Disabled, autistic, retarded, moron.
I wonder if I can pull all of this together…
‘Disabled’ is — as all of these words were at some point — a purely medical term with almost no negative connotations. For now.
‘Autistic’ was in the same spot, but I’m afraid, ladies and gentlemen, that it has begun its descent into insult territory.
‘Retarded’ has been through these two phases already (having lost its punch as an aggressive insult in the early 2000's) and is currently just an offensive term on it’s way to being a harmless insult.
Lastly, good old ‘moron’ has been through the wash and is now a plain old everyday insult — not exactly a nice thing to say, but no one’s dropping their tea cup when you bring it out.
I believe all words will take this journey. And the time taken to move through the phases is speeding up as the world becomes more focused on unacceptable language.
So what’s the point of all this? Is there anything we can fix, anything we can do better?
Yes, I think so.
I think we can drop this obsession with the concept of wrong words and phrases.

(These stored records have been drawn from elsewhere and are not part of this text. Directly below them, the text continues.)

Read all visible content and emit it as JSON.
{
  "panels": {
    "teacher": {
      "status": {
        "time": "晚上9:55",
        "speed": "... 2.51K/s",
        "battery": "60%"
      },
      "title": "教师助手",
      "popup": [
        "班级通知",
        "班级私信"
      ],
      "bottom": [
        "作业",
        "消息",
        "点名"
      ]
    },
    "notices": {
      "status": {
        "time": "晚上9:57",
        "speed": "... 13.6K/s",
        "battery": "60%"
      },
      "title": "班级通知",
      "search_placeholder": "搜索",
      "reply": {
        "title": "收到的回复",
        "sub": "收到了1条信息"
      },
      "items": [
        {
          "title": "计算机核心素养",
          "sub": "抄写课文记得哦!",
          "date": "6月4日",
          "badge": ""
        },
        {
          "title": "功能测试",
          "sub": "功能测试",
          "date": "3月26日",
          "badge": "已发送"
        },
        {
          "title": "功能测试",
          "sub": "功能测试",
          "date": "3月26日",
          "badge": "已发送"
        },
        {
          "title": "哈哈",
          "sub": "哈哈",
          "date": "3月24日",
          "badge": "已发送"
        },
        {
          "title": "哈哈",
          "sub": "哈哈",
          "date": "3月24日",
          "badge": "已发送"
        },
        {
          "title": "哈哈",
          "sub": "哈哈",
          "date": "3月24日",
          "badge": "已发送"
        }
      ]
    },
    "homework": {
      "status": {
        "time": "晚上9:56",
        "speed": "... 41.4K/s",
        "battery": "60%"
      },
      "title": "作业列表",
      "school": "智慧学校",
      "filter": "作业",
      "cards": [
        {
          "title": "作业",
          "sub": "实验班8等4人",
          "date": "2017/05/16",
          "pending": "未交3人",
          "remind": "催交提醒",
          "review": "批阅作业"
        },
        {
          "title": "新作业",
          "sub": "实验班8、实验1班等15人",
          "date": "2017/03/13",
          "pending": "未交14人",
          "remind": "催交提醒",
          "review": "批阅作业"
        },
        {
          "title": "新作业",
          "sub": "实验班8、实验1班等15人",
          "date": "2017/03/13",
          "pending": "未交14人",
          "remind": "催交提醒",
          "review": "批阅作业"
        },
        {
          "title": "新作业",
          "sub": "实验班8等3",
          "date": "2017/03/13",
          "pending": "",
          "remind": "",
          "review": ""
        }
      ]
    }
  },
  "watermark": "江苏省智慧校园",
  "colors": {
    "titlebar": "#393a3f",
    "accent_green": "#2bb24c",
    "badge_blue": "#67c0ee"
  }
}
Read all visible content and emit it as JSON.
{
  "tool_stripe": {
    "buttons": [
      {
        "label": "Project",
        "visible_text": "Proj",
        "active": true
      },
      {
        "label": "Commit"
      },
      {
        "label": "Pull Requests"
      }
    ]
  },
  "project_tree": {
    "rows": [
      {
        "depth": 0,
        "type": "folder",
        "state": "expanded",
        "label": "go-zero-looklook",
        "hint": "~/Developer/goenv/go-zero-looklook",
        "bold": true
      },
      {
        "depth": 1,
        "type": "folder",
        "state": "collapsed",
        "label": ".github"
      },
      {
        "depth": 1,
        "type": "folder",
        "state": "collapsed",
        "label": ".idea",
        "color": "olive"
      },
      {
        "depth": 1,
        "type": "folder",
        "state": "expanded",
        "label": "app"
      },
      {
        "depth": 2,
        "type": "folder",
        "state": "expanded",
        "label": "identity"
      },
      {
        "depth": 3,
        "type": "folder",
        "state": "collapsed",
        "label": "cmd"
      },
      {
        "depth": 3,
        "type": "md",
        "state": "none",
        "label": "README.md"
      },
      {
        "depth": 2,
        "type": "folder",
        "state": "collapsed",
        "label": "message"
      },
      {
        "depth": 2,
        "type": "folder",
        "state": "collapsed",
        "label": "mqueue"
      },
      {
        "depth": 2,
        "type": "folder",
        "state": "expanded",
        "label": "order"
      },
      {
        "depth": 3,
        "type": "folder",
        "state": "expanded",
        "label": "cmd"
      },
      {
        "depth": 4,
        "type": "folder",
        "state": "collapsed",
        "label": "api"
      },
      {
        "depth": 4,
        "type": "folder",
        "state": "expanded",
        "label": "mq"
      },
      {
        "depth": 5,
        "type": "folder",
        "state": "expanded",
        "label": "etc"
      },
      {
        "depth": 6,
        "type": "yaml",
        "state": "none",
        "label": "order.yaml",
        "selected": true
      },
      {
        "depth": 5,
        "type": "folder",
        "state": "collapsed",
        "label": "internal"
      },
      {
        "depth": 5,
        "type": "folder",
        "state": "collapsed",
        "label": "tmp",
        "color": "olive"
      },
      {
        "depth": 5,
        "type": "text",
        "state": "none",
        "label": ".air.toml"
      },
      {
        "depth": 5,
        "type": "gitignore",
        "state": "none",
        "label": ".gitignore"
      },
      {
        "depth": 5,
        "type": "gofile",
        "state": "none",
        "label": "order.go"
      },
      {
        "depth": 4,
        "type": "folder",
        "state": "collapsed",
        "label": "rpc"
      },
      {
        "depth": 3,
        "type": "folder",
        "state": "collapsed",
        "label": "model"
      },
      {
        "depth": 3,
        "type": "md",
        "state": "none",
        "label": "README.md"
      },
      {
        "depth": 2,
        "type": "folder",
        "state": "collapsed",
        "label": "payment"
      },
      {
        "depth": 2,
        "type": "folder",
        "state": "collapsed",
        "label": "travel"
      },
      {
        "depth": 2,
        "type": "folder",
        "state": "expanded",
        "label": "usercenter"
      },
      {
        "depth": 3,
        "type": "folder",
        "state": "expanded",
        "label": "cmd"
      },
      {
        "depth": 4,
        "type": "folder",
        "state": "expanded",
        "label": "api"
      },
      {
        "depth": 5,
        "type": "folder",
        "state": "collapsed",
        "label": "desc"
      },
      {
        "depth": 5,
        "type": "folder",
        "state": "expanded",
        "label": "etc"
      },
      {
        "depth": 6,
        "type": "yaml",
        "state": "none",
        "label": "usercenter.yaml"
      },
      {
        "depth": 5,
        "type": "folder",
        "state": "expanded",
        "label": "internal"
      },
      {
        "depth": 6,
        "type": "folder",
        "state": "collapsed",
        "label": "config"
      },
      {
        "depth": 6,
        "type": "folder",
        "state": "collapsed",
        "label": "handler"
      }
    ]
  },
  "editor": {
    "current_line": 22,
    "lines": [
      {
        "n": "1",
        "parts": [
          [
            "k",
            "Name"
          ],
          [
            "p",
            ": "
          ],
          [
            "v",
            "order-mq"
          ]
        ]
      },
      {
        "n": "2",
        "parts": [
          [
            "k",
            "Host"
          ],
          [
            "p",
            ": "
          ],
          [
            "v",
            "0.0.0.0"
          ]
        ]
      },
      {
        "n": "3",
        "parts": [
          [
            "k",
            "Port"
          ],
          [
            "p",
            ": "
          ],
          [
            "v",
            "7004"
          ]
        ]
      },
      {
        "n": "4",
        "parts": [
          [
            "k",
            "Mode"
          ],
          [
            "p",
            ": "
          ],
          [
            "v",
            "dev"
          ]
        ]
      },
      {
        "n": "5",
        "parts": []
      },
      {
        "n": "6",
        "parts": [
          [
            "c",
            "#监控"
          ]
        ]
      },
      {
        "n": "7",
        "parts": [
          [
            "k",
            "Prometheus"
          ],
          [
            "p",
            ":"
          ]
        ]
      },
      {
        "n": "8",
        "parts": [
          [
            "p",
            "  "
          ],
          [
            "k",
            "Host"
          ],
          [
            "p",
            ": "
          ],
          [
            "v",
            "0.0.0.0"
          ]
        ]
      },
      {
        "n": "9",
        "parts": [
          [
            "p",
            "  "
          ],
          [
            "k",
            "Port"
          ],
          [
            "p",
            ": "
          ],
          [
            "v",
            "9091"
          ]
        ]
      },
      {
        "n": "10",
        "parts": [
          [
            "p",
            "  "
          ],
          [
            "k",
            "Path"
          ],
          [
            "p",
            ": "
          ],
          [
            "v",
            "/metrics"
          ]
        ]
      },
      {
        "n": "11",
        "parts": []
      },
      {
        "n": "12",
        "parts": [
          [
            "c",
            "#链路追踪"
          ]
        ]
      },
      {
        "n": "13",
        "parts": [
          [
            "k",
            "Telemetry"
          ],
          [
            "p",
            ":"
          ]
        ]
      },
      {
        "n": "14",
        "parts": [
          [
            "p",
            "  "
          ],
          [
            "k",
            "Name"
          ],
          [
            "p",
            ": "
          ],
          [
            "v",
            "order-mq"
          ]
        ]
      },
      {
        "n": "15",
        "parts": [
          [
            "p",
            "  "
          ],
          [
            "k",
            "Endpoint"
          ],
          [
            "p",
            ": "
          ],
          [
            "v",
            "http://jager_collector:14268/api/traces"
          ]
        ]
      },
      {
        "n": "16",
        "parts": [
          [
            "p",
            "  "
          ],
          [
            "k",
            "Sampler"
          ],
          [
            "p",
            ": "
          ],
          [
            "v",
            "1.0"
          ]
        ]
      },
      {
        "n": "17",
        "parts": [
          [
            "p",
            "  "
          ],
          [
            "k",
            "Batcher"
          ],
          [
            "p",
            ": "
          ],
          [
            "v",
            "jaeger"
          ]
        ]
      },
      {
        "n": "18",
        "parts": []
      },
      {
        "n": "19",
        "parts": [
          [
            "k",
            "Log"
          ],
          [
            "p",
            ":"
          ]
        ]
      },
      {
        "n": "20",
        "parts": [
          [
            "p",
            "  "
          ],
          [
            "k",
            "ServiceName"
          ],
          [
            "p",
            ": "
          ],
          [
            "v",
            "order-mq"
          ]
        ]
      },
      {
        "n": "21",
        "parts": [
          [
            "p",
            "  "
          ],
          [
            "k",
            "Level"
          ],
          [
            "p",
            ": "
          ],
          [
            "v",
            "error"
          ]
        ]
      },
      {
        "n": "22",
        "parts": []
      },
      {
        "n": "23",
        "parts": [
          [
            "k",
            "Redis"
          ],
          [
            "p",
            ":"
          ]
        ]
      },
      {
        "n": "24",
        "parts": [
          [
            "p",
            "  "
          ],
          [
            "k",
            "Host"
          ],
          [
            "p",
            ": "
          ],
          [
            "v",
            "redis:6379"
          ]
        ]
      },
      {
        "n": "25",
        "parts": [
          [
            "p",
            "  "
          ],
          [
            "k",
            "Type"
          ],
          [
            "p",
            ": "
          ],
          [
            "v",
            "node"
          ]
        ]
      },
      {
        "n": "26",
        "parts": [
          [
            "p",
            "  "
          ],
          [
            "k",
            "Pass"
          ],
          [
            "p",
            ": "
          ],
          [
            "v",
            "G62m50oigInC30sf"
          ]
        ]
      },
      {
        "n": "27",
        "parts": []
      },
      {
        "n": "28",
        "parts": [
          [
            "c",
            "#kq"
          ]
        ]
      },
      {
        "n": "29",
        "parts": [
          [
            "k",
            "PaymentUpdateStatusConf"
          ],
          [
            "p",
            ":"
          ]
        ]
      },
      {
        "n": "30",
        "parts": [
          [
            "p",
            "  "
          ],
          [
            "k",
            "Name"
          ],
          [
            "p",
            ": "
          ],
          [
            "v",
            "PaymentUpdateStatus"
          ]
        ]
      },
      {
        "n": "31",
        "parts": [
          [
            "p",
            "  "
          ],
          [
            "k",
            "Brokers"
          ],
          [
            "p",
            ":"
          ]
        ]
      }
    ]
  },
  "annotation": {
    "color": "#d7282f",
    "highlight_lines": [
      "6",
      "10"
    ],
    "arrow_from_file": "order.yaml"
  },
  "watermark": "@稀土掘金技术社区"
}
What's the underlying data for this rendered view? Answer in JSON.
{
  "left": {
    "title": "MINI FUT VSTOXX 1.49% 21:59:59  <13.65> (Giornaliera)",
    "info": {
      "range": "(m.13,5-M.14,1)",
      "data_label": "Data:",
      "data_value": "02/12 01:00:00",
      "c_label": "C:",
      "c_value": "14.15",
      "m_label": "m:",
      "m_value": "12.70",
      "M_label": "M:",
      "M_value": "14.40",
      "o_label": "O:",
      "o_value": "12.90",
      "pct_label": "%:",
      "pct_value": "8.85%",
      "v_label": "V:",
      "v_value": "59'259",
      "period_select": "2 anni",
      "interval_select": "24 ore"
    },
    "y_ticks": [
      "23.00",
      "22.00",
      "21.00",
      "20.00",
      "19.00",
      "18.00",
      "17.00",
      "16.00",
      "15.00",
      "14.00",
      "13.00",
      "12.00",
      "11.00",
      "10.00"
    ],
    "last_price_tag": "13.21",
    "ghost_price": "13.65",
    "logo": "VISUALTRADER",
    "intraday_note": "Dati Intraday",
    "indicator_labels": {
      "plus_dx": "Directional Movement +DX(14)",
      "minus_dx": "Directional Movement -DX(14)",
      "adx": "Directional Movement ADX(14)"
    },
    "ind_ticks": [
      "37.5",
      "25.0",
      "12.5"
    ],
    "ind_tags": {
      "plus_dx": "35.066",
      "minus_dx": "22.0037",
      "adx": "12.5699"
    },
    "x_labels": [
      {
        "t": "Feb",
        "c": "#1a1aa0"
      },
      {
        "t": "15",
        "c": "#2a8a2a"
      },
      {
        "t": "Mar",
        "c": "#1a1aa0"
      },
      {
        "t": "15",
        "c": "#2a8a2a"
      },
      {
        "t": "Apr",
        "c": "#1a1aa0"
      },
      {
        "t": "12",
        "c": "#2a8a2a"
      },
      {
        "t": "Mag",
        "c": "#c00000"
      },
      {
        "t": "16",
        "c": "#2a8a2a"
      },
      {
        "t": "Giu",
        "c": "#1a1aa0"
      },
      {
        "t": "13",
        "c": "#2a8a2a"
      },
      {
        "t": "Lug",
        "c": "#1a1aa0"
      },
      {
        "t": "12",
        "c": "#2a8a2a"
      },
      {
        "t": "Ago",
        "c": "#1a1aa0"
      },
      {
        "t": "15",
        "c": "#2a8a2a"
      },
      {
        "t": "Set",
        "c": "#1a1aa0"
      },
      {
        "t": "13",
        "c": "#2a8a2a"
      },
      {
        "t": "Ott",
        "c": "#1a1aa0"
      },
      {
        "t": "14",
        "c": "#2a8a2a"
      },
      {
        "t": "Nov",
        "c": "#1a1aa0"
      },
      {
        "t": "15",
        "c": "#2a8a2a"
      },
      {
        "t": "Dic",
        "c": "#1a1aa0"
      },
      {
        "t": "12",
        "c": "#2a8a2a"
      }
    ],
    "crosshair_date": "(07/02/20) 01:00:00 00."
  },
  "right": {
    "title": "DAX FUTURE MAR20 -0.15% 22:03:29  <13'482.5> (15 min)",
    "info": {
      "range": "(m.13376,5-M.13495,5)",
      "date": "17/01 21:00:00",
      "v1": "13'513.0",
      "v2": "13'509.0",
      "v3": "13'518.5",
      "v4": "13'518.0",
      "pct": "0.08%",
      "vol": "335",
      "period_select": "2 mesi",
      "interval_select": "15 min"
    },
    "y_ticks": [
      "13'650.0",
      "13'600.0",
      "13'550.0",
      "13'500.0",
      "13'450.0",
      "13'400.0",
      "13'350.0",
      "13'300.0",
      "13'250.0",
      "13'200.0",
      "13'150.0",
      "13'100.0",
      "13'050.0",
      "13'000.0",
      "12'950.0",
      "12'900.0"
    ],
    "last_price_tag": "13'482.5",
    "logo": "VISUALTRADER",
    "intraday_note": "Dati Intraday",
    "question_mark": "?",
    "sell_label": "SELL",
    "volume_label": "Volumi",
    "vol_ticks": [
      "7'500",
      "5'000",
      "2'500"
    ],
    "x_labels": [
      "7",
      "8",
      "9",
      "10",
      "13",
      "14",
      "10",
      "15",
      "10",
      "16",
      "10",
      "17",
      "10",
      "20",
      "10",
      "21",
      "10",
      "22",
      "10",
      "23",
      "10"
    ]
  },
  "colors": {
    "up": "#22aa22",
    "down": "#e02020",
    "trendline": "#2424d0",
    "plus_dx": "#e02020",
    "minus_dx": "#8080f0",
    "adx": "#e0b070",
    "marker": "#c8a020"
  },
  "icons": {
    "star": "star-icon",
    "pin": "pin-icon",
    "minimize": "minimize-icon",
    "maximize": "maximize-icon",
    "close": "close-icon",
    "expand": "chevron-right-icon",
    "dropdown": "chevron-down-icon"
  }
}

People should feel safe to discuss mental illness and blind people and handicapped people without fear of being chastised for unintentionally using a word or phrase that has been deemed offensive.
What can you do?
If you’re just an individual, the next time you’re about to correct someone for using a term that is currently on the naughty list, stop for a second and ask yourself “Are this person’s intentions good? Do they deserve to be interrupted and made to feel bad? Do I want to create a hostile environment that stifles communication about the current topic?”
If you’re an organisation that crafts guidance on terminology, rather than creating long lists of unacceptable terms, perhaps assure people that they shouldn’t be afraid of using the wrong terms. That what really matters is how they treat people.